Hooked for Decay with Hydrophobic‐Coated Magnetic Beads to Grapple and Disintegrate Nanoplastics

Degradation of synthetic polymers inevitably leads to the formation of nanoplastics (NPs), and recent studies associate health risks with NPs. Therefore, catching and degrading NPs are important to manage environmental and human health risks. In this study, we developed a biohybrid catalyst system with two functionalities to capture (Hook) and degrade (Decay) NPs. The biohybrid catalyst is composed of a Grubbs-Hoveyda (GH) type cofactor conjugated to the material-binding peptide LCI_F16C, which immobilizes the GH-cofactor onto superparamagnetic iron oxide nanoparticles (SPIONs). The anchored biohybrid catalyst initiates a ring-opening metathesis polymerization to generate a hydrophobic polynorbornene film around iron oxide core, which enables to efficiently capture and remove a broad spectrum of hydrophobic NPs, including polypropylene, polyethylene, polystyrene (PS), poly(ethylene terephthalate), poly(methyl methacrylate), and styrene-butadiene rubber (SBR), with hydrophobic interaction as the main driving force.

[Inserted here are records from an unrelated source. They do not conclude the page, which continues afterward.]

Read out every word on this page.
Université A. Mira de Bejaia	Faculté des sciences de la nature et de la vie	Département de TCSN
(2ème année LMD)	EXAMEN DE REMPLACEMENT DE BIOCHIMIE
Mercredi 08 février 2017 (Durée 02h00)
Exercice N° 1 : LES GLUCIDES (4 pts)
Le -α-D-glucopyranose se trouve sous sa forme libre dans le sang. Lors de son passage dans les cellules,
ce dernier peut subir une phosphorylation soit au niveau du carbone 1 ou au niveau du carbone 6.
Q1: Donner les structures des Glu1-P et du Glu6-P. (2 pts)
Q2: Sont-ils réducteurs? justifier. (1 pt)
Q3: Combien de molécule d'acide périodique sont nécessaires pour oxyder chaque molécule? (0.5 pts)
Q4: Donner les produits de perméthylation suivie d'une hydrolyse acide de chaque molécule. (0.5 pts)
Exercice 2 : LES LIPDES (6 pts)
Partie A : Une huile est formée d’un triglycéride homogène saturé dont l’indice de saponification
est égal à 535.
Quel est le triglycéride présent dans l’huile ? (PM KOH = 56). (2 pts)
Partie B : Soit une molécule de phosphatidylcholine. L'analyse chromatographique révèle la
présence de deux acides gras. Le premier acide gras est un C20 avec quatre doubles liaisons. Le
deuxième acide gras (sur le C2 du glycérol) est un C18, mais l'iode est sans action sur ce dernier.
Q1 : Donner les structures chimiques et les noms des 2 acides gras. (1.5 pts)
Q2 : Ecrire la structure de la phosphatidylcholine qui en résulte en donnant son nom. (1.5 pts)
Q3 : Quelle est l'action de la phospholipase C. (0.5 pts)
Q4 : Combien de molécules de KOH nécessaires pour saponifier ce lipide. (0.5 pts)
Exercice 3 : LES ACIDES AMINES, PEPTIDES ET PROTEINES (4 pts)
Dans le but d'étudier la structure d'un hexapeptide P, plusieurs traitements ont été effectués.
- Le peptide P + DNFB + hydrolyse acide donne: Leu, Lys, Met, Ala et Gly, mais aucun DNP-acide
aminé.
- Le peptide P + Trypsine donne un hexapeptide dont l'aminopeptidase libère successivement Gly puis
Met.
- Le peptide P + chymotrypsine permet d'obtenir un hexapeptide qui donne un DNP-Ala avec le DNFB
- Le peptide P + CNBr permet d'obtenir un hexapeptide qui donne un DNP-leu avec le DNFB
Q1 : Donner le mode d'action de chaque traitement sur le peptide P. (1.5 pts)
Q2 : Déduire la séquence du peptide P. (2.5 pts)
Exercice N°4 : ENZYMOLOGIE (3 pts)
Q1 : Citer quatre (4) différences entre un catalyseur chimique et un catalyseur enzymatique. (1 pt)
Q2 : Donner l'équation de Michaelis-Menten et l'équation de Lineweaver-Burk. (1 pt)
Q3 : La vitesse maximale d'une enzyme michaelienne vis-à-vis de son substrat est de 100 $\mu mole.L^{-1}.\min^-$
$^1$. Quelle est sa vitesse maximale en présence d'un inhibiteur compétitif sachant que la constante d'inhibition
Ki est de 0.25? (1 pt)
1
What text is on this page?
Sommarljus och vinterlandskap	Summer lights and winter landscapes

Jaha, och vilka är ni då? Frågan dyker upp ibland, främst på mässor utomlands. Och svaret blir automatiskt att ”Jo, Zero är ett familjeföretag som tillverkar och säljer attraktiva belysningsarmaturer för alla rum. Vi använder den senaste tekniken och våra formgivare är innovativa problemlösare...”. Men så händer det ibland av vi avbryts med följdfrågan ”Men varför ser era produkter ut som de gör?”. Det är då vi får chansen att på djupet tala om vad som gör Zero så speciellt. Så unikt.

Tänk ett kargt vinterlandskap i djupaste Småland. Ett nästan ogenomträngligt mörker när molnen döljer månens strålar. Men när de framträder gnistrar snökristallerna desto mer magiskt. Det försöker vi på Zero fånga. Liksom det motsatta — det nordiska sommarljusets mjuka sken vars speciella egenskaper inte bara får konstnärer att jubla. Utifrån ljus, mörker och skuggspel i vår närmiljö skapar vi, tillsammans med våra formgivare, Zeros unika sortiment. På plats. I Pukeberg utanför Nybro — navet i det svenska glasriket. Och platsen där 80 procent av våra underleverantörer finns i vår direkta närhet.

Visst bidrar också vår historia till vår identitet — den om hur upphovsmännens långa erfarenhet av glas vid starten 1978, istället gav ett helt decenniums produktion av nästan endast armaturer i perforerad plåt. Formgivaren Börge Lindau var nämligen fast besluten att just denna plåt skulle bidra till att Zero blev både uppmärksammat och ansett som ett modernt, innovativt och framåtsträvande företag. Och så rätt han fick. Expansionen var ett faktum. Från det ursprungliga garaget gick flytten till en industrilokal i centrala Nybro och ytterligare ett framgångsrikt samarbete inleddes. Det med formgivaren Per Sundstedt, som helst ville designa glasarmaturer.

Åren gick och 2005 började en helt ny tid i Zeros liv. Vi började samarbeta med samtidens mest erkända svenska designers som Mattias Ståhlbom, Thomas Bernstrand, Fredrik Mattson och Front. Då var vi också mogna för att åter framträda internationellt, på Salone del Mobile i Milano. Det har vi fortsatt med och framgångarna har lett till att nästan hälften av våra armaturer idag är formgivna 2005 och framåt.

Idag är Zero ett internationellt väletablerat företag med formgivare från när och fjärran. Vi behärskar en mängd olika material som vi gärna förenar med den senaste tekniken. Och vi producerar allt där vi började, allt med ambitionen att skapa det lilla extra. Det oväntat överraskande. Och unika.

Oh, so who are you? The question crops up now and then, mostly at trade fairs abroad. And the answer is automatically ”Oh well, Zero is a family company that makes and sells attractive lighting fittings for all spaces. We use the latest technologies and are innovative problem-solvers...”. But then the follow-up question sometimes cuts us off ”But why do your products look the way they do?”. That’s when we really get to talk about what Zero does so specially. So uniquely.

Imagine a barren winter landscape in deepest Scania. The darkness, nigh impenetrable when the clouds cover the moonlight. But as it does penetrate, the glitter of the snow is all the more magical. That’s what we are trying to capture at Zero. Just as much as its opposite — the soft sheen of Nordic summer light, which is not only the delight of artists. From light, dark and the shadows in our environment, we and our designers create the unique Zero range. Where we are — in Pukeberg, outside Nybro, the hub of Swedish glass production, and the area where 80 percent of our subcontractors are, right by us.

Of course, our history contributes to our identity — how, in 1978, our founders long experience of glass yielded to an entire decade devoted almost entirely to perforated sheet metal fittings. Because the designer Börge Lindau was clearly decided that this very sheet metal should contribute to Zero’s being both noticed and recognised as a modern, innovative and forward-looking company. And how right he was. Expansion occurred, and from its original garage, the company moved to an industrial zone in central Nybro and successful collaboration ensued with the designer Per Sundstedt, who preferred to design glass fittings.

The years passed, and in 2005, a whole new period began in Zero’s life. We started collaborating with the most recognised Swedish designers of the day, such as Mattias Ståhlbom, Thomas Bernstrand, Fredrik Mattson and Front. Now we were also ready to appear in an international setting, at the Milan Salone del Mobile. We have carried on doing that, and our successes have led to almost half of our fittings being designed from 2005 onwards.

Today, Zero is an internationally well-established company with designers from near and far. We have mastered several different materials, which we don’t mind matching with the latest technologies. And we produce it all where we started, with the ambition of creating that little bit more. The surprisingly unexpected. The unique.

This hydrophobic coating facilitated rapid adsorption of PS-COOH500 nm NPs within 10 min, reaching an impressive adsorption capacity of 5.53 ± 0.29 g/g on PS NPs, and demonstrated a high recovery efficiency of 99% for SBR NPs. Notably, the embedded GH-cofactor preserved its ethenolysis activity, cleaving internal C═C bonds of SBR and resulting in 6.5% degradation, thereby validating the concept of simultaneous nanoplastic capture and catalytic breakdown.